Elle çizilmiş bu animasyon, gece gökyüzünde dolaşan kuyruklu yıldızlardan, öğleden sonra yürüyüşüne ve nefes kesen sonbahar yapraklarına kadar her karesiyle göz alıcı.
Rüyaların arkasındaki sır nedir?
Makoto Shinkai, muhteşem animasyonu 'Senin Adın' ile bir sonraki Hayao Miyazaki olmak için yeterli niteliğe sahip bir anime yapımcısı. Ama bence henüz o seviyede değil; görselleri doğru olmasına rağmen hikaye anlatımı oldukça yavaş ve hızı nedeniyle oldukça kusurlu, filmlerini asla seyirciyi tatmin edecek bir şekilde sonlandırmıyor.
Finalleri genellikle ya ani ya da inanılmaz derecede abartılmış. En büyük sorun ise müzik montajlarının kullanımıdır. Ne zaman bir filmi duygusal bir seviyeye ulaşsa şiirselliği uyandıran anıyla ilgili bir şarkı kullanma eğilimindedir. Ne yazık ki bu kişisel seçimi basit ve uyumsuz olmakta, animenin doğasını ve sinematik gösterişini bozmakta, bazen de bir çizgi film gibi görünmesine sebep olmaktadır.
Bu yüzden Shinkai'nin son filminin tüm dünya genelinde gişe hasılat rekoru kırdığını ve Oscar animasyon adayları arasında yer aldığını öğrendiğim günden bu yana, filmin nasıl bir şey olduğunu görmem gerektiğini biliyordum. Öyleyse bu film, adaylığı ve ticari başarısı ile mi yaşayacak yoksa bir itibara sahip olmadan unutulacak mı? Her şeyiyle modern bir kült mü? Bunu tabii ki zaman gösterecek.
Sürekli bir şeyi, birini arıyormuşum gibi hissediyorum.
Konu, farklı yerlerde yaşamalarına rağmen birbirlerine bağlı hale gelen iki yabancının hikayesini anlatıyor. Hayatından pek de memnun olmayan Mitsuha, etrafı dağlarla çevrili bir bölgede yaşar. Vali olmaya çalışan babası seçim kampanyaları ile uğraşmaktadır. Evde kendisi, kardeşi ve büyükannesi dışında kimse yoktur. Kırsal kesimdeki yaşamlarından fazlasıyla sıkılan Mitsuha, Tokyo'da yaşamanın hayalini kurar.
Mitsuha ile aynı yaşlarda olan Taki ise Tokyo'da yaşayan bir gençtir. Taki'nin günleri çalışarak ve arkadaşları ile vakit geçirerek geçmektedir.
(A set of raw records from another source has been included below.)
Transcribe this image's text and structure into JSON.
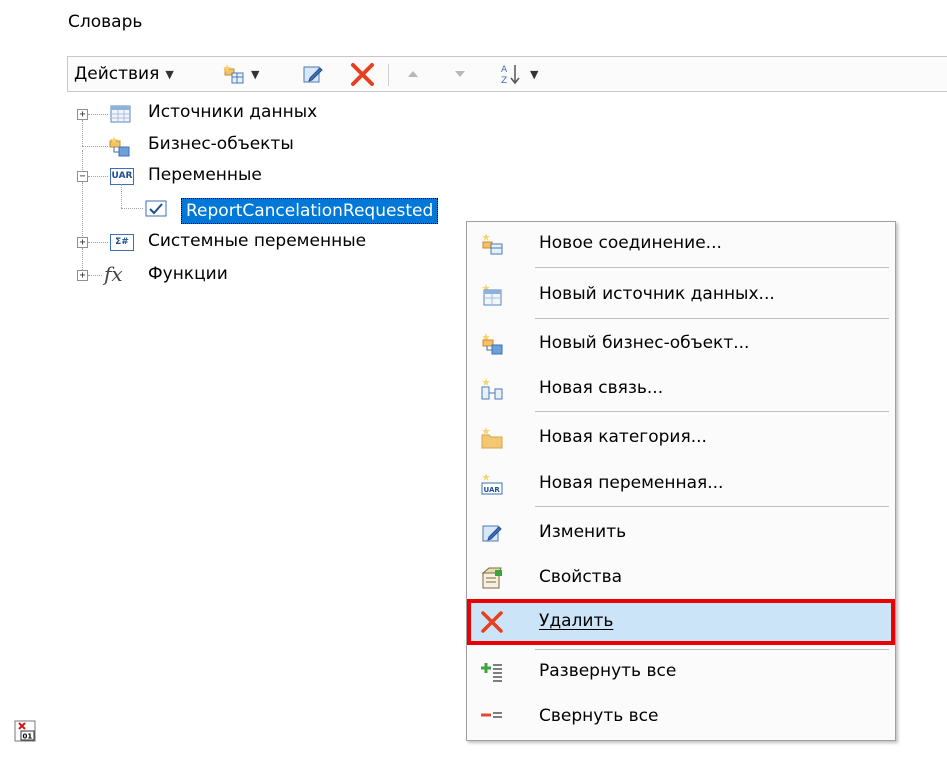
{
  "panel": {
    "title": "Словарь"
  },
  "toolbar": {
    "actions_label": "Действия",
    "icons": [
      "new-item-icon",
      "edit-icon",
      "delete-icon",
      "move-up-icon",
      "move-down-icon",
      "sort-icon"
    ]
  },
  "tree": {
    "data_sources": "Источники данных",
    "business_objects": "Бизнес-объекты",
    "variables": "Переменные",
    "selected_variable": "ReportCancelationRequested",
    "system_variables": "Системные переменные",
    "functions": "Функции",
    "variable_icon_text": "UAR",
    "system_icon_text": "Σ#",
    "function_icon_text": "fx"
  },
  "context_menu": {
    "items": [
      {
        "label": "Новое соединение...",
        "icon": "new-connection-icon"
      },
      {
        "label": "Новый источник данных...",
        "icon": "new-data-source-icon"
      },
      {
        "label": "Новый бизнес-объект...",
        "icon": "new-business-object-icon"
      },
      {
        "label": "Новая связь...",
        "icon": "new-relation-icon"
      },
      {
        "label": "Новая категория...",
        "icon": "new-category-icon"
      },
      {
        "label": "Новая переменная...",
        "icon": "new-variable-icon"
      },
      {
        "label": "Изменить",
        "icon": "edit-icon"
      },
      {
        "label": "Свойства",
        "icon": "properties-icon"
      },
      {
        "label": "Удалить",
        "icon": "delete-icon",
        "highlighted": true
      },
      {
        "label": "Развернуть все",
        "icon": "expand-all-icon"
      },
      {
        "label": "Свернуть все",
        "icon": "collapse-all-icon"
      }
    ],
    "accent_colors": {
      "highlight_fill": "#cce4f7",
      "highlight_border": "#ea0000",
      "selection": "#0078d7"
    }
  },
  "bottom_icon_text": "01"
}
Ancak bir gün rüyasında kendini, dağların sardığı bir kentte yaşayan bir kız olarak görecektir. Mitsuha ise tam tersi, kendini Tokyo'da yaşayan bir erkek olarak. Birbirlerine yabancı bu iki genç, garip bir şekilde kendilerini birbirlerine bağlanırken bulacaktır.